The launch of these devices will commence on Monday 27th April 2015. Prior to that a user group of more than 50 officers and staff, of differing ranks and roles, will act as a pilot group from Monday 30th March 2015.
The Constabulary has made an investment of approximately £1.8 million, over the next three years, into mobile and digital working. This money has been provided by the Police & Crime Commissioner Richard Rhodes and the Home Office Innovation Fund.
Temporary Assistant Chief Constable Steve Johnson said:
“This initiative will exploit technology to maximise the efficiency and effectiveness of policing on the front-line.
“As a result of this project, there will be an increase in the amount of time officers are able to spend in the community, keeping people safe and dealing with crime.The device includes an e-notebook which will enable us to record information and assist officers in their daily duties.
“This advancement in technology is an exciting one for the force and one which will have a positive effect on the service we offer to our communities.
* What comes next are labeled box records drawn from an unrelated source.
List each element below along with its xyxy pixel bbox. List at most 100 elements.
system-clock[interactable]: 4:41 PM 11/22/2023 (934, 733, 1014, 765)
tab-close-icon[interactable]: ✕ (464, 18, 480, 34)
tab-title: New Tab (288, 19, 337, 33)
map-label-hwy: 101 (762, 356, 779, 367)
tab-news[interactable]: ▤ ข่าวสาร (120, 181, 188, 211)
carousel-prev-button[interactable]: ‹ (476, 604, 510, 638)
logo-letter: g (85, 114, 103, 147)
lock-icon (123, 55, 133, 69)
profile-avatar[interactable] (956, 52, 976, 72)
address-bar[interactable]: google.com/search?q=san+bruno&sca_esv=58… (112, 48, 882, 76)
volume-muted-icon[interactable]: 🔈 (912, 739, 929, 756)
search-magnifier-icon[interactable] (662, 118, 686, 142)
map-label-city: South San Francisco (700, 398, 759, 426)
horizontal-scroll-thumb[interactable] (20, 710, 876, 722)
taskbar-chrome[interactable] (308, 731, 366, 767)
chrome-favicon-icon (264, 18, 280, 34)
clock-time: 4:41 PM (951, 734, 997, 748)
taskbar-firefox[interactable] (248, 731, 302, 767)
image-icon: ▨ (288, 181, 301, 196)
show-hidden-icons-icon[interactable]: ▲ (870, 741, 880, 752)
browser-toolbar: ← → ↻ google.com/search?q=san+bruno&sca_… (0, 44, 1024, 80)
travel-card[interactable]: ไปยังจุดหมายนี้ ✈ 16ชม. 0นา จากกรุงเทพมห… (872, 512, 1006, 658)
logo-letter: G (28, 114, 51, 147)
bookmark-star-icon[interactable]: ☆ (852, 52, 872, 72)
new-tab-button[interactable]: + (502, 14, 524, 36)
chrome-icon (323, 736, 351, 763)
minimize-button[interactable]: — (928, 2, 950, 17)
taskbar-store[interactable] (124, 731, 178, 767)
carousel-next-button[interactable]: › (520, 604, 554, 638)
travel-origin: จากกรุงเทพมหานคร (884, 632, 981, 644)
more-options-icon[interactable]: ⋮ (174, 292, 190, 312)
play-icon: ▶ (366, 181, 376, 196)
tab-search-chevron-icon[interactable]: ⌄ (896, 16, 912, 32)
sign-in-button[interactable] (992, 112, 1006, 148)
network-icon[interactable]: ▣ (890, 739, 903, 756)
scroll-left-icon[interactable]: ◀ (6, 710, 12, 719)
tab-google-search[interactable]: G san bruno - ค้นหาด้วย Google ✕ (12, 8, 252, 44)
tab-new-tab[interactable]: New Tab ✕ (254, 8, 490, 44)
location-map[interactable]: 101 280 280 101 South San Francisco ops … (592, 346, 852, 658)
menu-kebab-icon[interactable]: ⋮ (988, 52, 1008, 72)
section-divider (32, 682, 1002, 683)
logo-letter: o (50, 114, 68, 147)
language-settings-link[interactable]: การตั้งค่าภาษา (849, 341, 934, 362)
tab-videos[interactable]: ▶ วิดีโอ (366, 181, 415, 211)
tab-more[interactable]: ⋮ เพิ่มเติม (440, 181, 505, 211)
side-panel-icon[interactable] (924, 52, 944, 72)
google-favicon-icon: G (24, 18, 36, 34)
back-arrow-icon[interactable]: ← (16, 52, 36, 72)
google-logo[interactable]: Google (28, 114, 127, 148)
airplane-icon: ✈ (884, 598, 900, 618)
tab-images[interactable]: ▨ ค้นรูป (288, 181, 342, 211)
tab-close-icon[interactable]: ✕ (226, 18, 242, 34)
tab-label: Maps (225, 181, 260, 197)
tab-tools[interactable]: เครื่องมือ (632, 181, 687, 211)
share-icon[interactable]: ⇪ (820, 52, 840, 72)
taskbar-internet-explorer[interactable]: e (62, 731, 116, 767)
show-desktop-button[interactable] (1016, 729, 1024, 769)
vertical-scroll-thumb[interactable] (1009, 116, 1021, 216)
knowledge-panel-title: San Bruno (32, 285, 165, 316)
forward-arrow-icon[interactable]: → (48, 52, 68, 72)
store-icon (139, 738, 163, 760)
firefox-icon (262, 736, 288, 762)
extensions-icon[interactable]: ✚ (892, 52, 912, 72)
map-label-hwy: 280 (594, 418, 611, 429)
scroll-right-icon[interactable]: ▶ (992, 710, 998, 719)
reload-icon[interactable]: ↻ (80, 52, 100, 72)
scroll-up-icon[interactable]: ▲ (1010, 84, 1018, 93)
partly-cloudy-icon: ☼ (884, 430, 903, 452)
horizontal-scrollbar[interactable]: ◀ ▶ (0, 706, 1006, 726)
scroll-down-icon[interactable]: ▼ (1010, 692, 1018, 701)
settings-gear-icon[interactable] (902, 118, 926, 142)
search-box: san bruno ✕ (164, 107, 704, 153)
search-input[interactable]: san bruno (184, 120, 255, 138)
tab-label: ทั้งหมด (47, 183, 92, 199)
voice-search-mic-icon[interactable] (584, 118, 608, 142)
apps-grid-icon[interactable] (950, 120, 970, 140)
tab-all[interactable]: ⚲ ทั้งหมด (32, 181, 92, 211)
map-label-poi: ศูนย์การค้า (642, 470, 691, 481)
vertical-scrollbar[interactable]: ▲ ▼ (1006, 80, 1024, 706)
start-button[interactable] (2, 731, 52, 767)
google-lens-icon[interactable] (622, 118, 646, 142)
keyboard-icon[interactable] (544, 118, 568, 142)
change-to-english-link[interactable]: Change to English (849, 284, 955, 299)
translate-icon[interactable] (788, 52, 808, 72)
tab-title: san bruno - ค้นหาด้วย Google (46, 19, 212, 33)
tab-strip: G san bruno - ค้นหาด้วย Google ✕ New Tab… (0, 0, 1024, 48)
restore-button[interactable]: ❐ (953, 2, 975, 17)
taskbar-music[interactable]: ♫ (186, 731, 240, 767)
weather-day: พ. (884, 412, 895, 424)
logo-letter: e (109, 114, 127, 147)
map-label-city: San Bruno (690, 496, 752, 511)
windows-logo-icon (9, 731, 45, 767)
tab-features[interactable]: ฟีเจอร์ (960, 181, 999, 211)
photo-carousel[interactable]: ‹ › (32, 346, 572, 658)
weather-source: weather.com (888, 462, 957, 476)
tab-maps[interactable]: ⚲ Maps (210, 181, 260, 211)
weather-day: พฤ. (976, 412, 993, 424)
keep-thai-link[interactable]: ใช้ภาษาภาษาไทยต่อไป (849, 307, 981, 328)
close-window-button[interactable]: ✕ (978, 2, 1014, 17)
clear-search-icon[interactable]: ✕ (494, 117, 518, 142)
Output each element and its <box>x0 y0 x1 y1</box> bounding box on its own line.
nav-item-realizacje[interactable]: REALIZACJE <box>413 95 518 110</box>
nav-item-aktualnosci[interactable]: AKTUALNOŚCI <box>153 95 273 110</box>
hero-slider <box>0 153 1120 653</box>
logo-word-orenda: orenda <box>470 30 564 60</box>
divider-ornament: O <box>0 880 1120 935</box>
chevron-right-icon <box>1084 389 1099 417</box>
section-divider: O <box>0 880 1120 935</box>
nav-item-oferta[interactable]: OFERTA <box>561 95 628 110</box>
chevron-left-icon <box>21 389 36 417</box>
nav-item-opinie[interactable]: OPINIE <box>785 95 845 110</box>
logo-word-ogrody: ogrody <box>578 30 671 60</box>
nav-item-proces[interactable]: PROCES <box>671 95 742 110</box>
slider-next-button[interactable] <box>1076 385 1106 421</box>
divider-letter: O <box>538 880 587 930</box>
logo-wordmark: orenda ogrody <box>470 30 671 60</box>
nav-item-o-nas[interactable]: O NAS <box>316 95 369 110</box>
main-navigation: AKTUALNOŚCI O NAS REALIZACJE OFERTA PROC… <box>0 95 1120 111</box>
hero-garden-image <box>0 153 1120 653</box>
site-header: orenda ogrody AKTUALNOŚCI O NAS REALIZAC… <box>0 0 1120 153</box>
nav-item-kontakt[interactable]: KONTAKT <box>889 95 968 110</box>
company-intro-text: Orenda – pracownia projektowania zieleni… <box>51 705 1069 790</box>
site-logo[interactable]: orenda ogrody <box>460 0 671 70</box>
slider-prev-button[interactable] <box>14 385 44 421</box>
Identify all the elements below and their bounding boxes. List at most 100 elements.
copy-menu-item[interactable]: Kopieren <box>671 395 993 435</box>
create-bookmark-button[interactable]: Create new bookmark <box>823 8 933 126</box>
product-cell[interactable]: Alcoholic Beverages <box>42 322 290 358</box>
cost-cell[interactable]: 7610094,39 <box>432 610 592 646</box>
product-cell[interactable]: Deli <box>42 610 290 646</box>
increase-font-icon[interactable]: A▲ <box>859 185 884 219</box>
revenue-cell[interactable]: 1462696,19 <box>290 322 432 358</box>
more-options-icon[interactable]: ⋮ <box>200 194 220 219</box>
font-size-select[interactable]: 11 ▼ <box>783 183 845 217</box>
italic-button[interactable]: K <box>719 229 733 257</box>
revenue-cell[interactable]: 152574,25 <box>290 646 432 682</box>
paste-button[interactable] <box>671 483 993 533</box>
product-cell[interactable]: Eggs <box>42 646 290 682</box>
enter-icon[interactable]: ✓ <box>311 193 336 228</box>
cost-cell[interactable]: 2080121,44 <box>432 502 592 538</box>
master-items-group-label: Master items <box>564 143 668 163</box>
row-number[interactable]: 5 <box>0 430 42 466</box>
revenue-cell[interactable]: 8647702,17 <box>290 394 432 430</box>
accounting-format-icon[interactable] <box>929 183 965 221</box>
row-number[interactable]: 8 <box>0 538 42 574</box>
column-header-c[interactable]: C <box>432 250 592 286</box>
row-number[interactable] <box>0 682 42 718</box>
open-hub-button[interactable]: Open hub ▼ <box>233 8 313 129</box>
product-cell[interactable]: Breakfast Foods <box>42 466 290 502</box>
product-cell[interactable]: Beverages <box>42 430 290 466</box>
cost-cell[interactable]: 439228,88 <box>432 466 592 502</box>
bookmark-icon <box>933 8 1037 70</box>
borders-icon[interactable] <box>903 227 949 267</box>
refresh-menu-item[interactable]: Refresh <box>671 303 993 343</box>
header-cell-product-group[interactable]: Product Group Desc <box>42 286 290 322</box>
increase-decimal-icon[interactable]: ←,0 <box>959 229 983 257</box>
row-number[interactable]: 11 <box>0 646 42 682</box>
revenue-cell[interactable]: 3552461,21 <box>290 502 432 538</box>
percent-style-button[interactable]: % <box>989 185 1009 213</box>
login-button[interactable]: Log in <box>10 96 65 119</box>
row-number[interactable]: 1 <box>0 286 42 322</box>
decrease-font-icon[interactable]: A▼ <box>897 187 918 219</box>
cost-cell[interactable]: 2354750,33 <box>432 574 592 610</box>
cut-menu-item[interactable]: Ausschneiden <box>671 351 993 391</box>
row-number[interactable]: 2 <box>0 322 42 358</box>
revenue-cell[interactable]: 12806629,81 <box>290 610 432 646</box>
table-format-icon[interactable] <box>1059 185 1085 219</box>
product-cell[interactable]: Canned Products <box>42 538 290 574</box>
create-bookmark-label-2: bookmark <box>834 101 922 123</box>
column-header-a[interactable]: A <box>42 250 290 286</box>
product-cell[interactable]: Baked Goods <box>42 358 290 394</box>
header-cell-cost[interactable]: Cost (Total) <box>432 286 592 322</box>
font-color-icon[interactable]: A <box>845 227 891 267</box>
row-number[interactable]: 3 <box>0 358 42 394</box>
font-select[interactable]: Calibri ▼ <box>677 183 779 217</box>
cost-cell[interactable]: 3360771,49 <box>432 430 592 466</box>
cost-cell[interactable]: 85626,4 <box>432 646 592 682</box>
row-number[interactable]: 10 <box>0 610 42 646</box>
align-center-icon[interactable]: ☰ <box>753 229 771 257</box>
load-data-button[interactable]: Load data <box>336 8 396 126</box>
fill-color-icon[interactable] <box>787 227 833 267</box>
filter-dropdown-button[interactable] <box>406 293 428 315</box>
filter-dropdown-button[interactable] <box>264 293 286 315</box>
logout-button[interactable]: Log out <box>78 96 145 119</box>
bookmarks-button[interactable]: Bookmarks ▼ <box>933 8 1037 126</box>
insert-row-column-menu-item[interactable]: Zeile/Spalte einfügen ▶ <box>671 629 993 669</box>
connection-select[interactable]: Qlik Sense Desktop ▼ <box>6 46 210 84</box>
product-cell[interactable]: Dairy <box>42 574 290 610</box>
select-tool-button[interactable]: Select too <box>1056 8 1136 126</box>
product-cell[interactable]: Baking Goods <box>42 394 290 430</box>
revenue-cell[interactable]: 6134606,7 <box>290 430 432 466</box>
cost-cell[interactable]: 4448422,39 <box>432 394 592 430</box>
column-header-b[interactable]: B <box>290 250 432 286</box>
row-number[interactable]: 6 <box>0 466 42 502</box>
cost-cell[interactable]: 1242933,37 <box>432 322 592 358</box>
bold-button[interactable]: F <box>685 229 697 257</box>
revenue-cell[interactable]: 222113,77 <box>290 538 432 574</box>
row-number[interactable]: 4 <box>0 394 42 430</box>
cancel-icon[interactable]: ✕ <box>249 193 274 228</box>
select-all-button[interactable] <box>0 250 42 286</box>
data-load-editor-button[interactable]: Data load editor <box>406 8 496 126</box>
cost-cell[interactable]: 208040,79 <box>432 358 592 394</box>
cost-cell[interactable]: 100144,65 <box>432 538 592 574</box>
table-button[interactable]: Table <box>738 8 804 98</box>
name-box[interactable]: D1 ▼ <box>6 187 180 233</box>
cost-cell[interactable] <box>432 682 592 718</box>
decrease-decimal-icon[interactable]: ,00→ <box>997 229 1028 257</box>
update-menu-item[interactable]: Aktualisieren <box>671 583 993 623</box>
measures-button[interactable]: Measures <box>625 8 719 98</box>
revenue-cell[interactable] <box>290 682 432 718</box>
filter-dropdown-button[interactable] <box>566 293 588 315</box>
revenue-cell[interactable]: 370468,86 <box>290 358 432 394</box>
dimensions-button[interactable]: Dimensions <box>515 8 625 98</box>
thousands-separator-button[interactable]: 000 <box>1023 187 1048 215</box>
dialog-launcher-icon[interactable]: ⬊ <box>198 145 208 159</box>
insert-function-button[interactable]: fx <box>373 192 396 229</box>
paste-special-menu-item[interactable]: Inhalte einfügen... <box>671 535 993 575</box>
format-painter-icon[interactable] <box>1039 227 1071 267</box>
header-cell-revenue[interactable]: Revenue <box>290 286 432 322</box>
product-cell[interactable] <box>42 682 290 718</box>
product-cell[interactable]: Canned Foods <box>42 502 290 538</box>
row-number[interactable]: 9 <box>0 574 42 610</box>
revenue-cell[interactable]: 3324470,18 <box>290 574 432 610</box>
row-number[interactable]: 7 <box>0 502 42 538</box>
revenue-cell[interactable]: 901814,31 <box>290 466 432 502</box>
“The pilot group will be using these devices in their daily duties and will provide feedback on any potential issues prior to the devices being rolled out across the force.
“The investment into mobile and digital working will enable the Constabulary to save money as well provide a better policing service to the people of Cumbria.”
Cumbria Police and Crime Commissioner Richard Rhodes said:
“I am pleased to support this exciting and innovative project, which is part of the ongoing programme of work to review the way that policing is delivered in the county and optimising the benefits of new technology. It is no secret that the funding of police services locally and nationally faces many challenges ahead, and it is only by transforming how we deliver those services that the savings can be made whilst keeping our communities safe.”